FTX shouldn't have been risky. It wasn't a DAO, or based entirely off some token or chain, it was an exchange. It should have just been connecting people who wanted to buy crypto with people who wanted to sell crypto, and taking a fee for doing this. The exchange itself shouldn't be taking any risk.
The reason as to how looks at least in part to do with leveraged transactions, allowing customers to buy more crypto by supplementing their purchase with a loan. But we've let leveraged transactions happen with stock for a hundred years. This looks a lot more like garden-variety financial crime than some problem with crypto.
I do see a significant moral difference between allowing people to make potentially risky decisions and deceiving them about how much risk is involved. As an exchange, FTX was theoretically just serving to coordinate buyers and sellers who wanted to transact in the first place. If you believe that at least a portion of crypto is merely volatile and not fraudulent, then you're just facilitating risky decisions, not scamming people. Doubly so if you believe even a tiny subset of DeFi provides net value, as many of FTX's customers still believe.

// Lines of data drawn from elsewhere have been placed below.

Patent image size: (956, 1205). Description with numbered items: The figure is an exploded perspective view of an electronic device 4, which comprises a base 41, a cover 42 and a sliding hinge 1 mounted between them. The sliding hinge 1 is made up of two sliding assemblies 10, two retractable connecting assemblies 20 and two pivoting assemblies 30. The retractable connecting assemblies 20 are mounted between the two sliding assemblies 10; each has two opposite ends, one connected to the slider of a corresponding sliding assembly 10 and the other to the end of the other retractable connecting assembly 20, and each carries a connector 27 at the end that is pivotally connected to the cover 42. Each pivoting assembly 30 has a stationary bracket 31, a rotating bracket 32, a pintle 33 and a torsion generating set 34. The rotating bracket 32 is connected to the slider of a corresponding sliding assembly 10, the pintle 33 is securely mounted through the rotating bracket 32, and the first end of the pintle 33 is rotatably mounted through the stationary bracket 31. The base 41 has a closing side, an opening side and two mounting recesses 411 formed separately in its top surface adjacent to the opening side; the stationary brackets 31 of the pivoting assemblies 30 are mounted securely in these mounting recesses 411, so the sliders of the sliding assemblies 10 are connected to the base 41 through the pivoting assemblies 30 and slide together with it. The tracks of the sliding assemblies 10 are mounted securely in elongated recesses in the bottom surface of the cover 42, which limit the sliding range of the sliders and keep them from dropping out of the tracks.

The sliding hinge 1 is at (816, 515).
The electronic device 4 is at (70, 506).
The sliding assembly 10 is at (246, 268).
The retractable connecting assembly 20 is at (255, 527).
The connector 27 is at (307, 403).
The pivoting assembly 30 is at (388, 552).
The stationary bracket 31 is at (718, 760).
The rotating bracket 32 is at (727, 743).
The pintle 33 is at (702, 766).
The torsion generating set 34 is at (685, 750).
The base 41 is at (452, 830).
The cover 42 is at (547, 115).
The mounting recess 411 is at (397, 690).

But in practice FTX was taking much more risky behavior, without telling its users, and in fact explicitly denying that such behavior was occurring. Nobody thought it was risky to deposit USD into FTX, if you hadn't bought any crypto. FTX assured users it wasn't. But if you have USD sitting on the site right now, there's a good chance you're never getting it back. To state the obvious: that's fraud, and it's wrong. And I think it's different than letting people take risks if they want to.